The process, government ministers say, would be similar to the process used to pardon Canadians convicted of engaging in sexual activity with other members of the same sex before Canada passed sweeping anti-discrimination laws.
Before Wednesday, simple possession (up to 30 grams) of marijuana was “punishable by a fine of up to $1,000 and six months in jail,” but anyone convicted under that law could already apply to have their conviction expunged, through the Parole Board of Canada, after five years passed.
The government is also considering a “blanket amnesty” for anyone currently facing a pot conviction.
As of Wednesday at 12:01AM, Canadians over the age of 18 (or 19, depending on province) are legally able to purchase and consume cannabis, and grow their own marijuana plants. They do not need a medical license or doctor’s note; medicinal marijuana has been legal across Canada for two years. The new law allows for recreational use.
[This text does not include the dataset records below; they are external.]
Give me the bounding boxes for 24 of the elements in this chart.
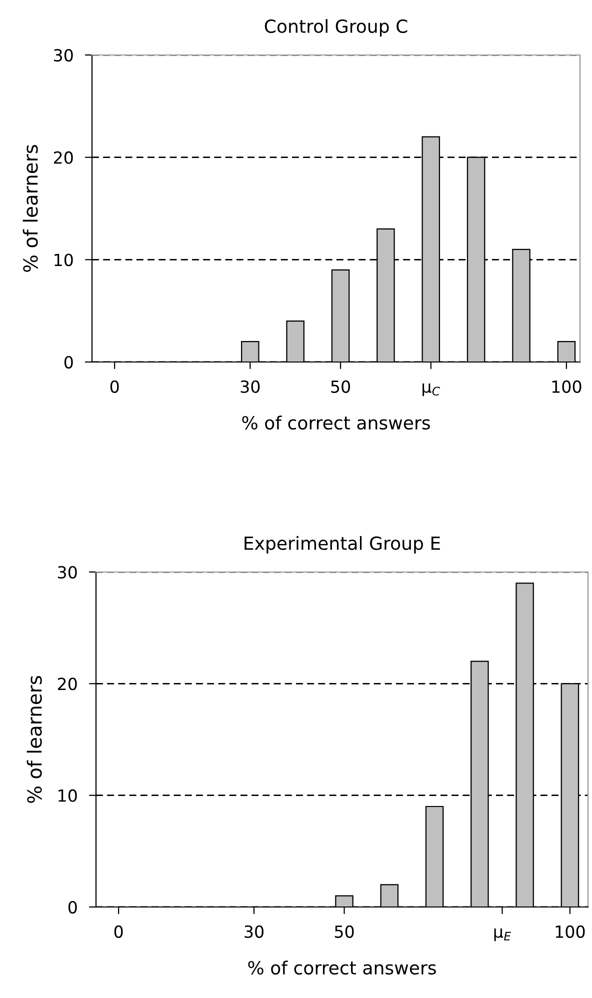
y-tick-label: 30 (54, 48, 73, 62)
chart-title: Experimental Group E (244, 536, 440, 554)
y-tick-label: 20 (54, 151, 73, 164)
y-tick-label: 0 (68, 900, 77, 914)
x-tick-label: 30 (240, 380, 260, 393)
y-axis-title: % of learners (26, 676, 42, 803)
chart-title: Control Group C (264, 19, 408, 37)
y-tick-label: 20 (58, 678, 77, 690)
y-tick-label: 30 (58, 566, 77, 579)
x-tick-label: 0 (114, 925, 123, 938)
x-tick-label: 30 (244, 925, 264, 938)
y-tick-label: 10 (54, 254, 73, 266)
y-axis-title: % of learners (22, 144, 38, 272)
x-tick-label: 100 (552, 380, 582, 393)
x-tick-label: 50 (331, 380, 350, 393)
y-tick-label: 10 (58, 789, 77, 802)
x-tick-label: μ$_{E}$ (494, 928, 512, 942)
x-axis-title: % of correct answers (248, 960, 436, 975)
y-tick-label: 0 (64, 356, 73, 369)
x-tick-label: 50 (334, 925, 354, 938)
x-tick-label: 0 (110, 380, 119, 393)
x-tick-label: 100 (556, 925, 585, 938)
x-tick-label: μ$_{C}$ (422, 384, 440, 396)
x-axis-title: % of correct answers (242, 416, 430, 430)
Americans looking to get their hands on Canadian weed should be careful, though. The Federal government told TIME Magazine that it will be on the lookout for “pot tourists” bringing marijuana from Canada, where it’s legal, over the border into the United States (where it’s mostly not).
“Regardless of Canada’s legalization of marijuana today, nothing will be changing on the U.S. side or with CBP policies and procedures at the border,” a spokesperson for Customs and Border Protection told the outlet. “Marijuana remains a controlled substance under U.S. federal law and it remains illegal.”
U.S. residents can consume marijuana legally in Canada, however. But as Erik Altieri, the executive director of the National Organization for the Reform of Marijuana laws (NORML), put it recently: what happens in Canada needs to stay in Canada.